It is difficult for us to imagine that at the beginning of the 60s of the last century the great Liverpool was in the second division, and occupied the bottom of the table, and the famous Enfield stadium had not been repaired for a long time and was a sad sight. But that was exactly the case when the club was headed by Bill Shankly, who came from the Huddersfield club, also dropped in the second division. Behind Shankly, there was no special coaching experience, he never headed famous clubs, but it was this man who had to raise Liverpool to the first positions of English football, and even with him he first entered the European arena. In addition, Shankly created a special coaching school, preparing his successors, in which the club achieved even more.
Of course, only an extraordinary person with an unbending will could achieve all of this, not to mention the gift of a football coach, who also had an extraordinary, supernatural sense for talented players. As for the will, then the future coach was tempered by life itself from an early age – he was born in Scotland into a poor mining family, where there were 10 children. In a small village, most teenagers had one future in mind — dangerous and hard work in the mines. However, many, driving on the back of the ball, dreamed of becoming professional footballers and avoiding the miner’s fate. Some really succeeded in this – Bill Shankly himself, as well as his four brothers, entered the list of such lucky ones. One of them, Bob Shankly, later also became a coach and headed the club Dundee in his native Scotland.
Bill began his football career with the Scottish clubs Kronberry Eglington and Glenbach Cherripickers, and in 1932, at 18 years of age, he signed a professional contract with the English club Carlisle United. The following year, Shankly moved to Preston North End – the club, famous for the fact that in 1889 he won the first championship of England, and the next season became the champion of the country for the second time. Alas, since then the club from the city of Preston has never again climbed to the first row of the standings, but in 1938 Shankley won with him the FA Cup. It was the second Cup in the history of the club, won 49 years after the first …
Bill Shankly continued to play in Preston after the Second World War, but his football career was already coming to an end. Having completed it in 1949, he immediately became a coach, leading the modest Carlisle United, where he began his football career. Then Shankly coached several more clubs, not stopping anywhere for long, but worked quite successfully. It was Shankly who coached Huddersfield in 1956–1959 and invited 16-year-old Scotsman Denis Law, the future great striker of Manchester United, to this club. Finally, in 1959, Shankly came to Liverpool, replacing the former head coach, former football player of the same club, Phil Taylor. Shankly had to lead Liverpool for 15 years.
The Liverpool case was then unimportant. Phil Taylor for 3 years of work could not return the club to the top division. The fans of Liverpool were despondent, the stands of Anfield at the second division matches were never completely filled. The club had a weak composition, the training fields were not maintained in proper condition.

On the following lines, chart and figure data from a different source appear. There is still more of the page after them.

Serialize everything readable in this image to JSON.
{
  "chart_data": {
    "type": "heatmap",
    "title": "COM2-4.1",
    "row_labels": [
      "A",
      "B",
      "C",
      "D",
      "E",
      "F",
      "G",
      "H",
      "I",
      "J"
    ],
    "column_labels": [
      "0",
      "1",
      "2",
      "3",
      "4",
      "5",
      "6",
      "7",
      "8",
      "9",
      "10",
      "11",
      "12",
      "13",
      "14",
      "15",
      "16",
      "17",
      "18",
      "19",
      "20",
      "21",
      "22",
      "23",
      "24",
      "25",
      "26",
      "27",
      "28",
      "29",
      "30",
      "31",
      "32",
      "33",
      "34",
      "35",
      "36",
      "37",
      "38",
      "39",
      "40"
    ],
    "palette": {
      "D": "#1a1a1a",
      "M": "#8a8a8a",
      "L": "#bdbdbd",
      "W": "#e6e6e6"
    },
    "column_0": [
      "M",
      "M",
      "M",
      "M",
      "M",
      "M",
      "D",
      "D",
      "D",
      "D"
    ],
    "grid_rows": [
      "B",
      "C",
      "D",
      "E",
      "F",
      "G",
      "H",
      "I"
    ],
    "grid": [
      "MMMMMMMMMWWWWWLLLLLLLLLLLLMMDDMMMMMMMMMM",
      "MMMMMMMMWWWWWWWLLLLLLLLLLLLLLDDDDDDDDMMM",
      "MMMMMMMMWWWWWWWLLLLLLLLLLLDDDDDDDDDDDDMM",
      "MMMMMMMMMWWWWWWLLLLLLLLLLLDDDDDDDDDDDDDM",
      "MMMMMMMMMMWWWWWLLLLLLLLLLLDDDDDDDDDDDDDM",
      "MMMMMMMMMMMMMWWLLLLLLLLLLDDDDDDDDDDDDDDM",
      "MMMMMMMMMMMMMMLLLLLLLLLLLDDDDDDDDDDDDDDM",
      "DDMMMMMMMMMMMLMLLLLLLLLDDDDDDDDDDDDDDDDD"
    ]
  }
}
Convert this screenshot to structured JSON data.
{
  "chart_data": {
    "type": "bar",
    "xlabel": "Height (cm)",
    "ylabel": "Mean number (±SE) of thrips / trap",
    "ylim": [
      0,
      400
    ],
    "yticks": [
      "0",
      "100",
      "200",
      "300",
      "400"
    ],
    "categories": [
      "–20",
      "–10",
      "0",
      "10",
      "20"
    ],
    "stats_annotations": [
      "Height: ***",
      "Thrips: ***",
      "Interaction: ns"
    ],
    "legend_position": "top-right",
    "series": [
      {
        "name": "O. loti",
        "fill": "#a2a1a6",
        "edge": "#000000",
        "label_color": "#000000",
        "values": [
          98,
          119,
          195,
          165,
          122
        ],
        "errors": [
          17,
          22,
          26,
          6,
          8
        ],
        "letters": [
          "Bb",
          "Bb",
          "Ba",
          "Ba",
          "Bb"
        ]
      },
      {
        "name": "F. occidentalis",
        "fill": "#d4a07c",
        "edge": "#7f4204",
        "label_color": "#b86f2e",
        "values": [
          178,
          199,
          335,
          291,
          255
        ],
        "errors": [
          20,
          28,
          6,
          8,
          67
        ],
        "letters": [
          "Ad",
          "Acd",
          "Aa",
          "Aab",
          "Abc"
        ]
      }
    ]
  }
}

The only ones who rated Shanklyi positively were the assistants of the former chief Phil Taylor. These included Bob Paisley, a former Liverpool footballer who ended his playing career in 1954, and Joe Fagan. He was a former Manchester City football player who had time to work on second coaching roles at Rochdale before Liverpool. Shankly also worked in close contact with these people. Subsequently, the coaching staff Schenkley dubbed the “Boot Room” (Boot Room) – by the name of the room at “Enfield”, where boots and other football equipment were kept.
It was here that the head coach preferred to work with his assistants, making plans for games and solving many other issues. Here, the coaching staff was going after the matches, discussing the details of the game over a cup of tea or other drinks. And indeed, one of the main merits of Bill Shankly was that he created in the club an almost homely atmosphere of friendliness and special devotion to the club – both in the coaching council and among football players.
The composition of the team, however, had to be seriously updated, and the first successes did not come immediately. Only in the season of 1961-1962, in the third year of Shankly’s work, did Liverpool become the champion of the second division. The season of 1962-1963 made the fans pretty worried: the team for the first time after a long break, played in the first division. The first match against Blackpool, played at home, Liverpool lost – 1: 2. In November, the club was in 19th place, but then scored 9 victories in a row and eventually ended the season in 5th place. And next season, in the spring of 1964, Liverpool became the champion of England.